Una risita nerviosa hizo que me girara. Una figura parecía tratar de decidirse entre hacerse más corpórea, más visible, o desvanecerse por completo. Era una niña, de unos tres años. Llevaba un vestido blanco de manga larga, que le llegaba hasta las rodillas. Unos zapatos negros y unos calcetines largos, negros también. Un sombrero adornaba su cabeza. Sujetaba una especie de muñeco, con el amor de una madre sujetando a su recién nacido. Su mirada era pura a la vez que inquietante. 




     ¿Has venido para quedarte? —La entonación que le dio hizo que sonara como una pregunta retórica.

No supe que hacer. Toda la lógica, poca o mucha, que había ido acumulando durante estos años me decía que aquello era imposible. Por lo tanto, ¿cómo iba a contestar? Sin embargo allí estaba ella. La podía ver, cada vez más nítidamente. Parecía más real a cada instante.

     ¿Has venido para quedarte? —Repitió
     No, cielo. Sólo estoy de paso.
     Ah… No es la sensación que nos ha dado… —Miró a su alrededor.
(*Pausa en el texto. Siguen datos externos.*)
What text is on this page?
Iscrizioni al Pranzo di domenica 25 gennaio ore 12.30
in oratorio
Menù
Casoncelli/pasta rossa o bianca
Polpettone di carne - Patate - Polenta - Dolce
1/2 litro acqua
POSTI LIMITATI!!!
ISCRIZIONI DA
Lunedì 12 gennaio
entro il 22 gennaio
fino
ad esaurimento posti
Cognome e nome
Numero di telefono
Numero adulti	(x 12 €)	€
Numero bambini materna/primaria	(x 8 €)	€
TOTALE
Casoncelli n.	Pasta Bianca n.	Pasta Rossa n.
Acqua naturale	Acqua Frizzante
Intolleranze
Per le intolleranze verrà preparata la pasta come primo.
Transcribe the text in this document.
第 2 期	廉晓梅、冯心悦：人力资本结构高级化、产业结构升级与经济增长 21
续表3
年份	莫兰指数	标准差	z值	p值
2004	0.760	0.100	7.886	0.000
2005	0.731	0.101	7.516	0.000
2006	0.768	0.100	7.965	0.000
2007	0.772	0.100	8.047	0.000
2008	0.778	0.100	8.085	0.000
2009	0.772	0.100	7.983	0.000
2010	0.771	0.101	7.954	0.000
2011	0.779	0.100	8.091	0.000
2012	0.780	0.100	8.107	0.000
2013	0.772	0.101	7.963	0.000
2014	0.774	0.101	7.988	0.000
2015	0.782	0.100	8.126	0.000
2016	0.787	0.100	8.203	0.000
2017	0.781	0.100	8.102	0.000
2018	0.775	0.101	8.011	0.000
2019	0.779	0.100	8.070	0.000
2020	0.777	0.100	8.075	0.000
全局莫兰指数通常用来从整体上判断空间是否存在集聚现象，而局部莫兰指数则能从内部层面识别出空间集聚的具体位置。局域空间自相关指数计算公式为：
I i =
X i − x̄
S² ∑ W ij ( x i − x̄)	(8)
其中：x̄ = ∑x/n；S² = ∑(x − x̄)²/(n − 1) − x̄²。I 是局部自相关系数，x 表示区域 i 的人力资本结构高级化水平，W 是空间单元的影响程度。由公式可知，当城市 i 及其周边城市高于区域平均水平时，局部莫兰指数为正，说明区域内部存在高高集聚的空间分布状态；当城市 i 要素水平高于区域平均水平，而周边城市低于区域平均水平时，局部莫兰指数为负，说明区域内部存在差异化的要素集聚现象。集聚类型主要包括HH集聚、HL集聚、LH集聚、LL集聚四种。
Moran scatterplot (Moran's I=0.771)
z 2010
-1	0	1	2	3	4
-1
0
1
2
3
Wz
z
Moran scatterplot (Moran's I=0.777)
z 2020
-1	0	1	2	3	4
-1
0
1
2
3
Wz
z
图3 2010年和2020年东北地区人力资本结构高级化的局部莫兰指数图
En ese momento cientos de figuras comenzaron a materializarse. Una especie de bullicio me rodeaba. No me hizo sentir miedo, al contrario, era una sensación confortable. Las miradas de la gente que se iba congregando allí me hacían sentir como en casa. Como en una reunión de viejos amigos.

     Ya, bueno… —No quería ser descortés—, quizá en otro momento. Ahora tengo que llamar a alguien para que me arregle el coche y seguir mi camino.
     ¡Oh! Me temo que no lo has entendido. —Dirigió su mirada hacia dónde mi coche había dejado de funcionar.

Las imágenes que vi a continuación salían de mi comprensión. Lo que veía no tenía nada que ver con cómo yo lo recordaba. Estaba mi coche. Parado. Pero había parado contra un árbol, en la cuneta, a pocos metros de la entrada del pueblo. Mi cuerpo había salido despedido, mi maldita manía de no llevar el cinturón de seguridad puesto, y había aterrizado a unos diez metros. Estaba inmóvil, rodeado de gente que gritaba.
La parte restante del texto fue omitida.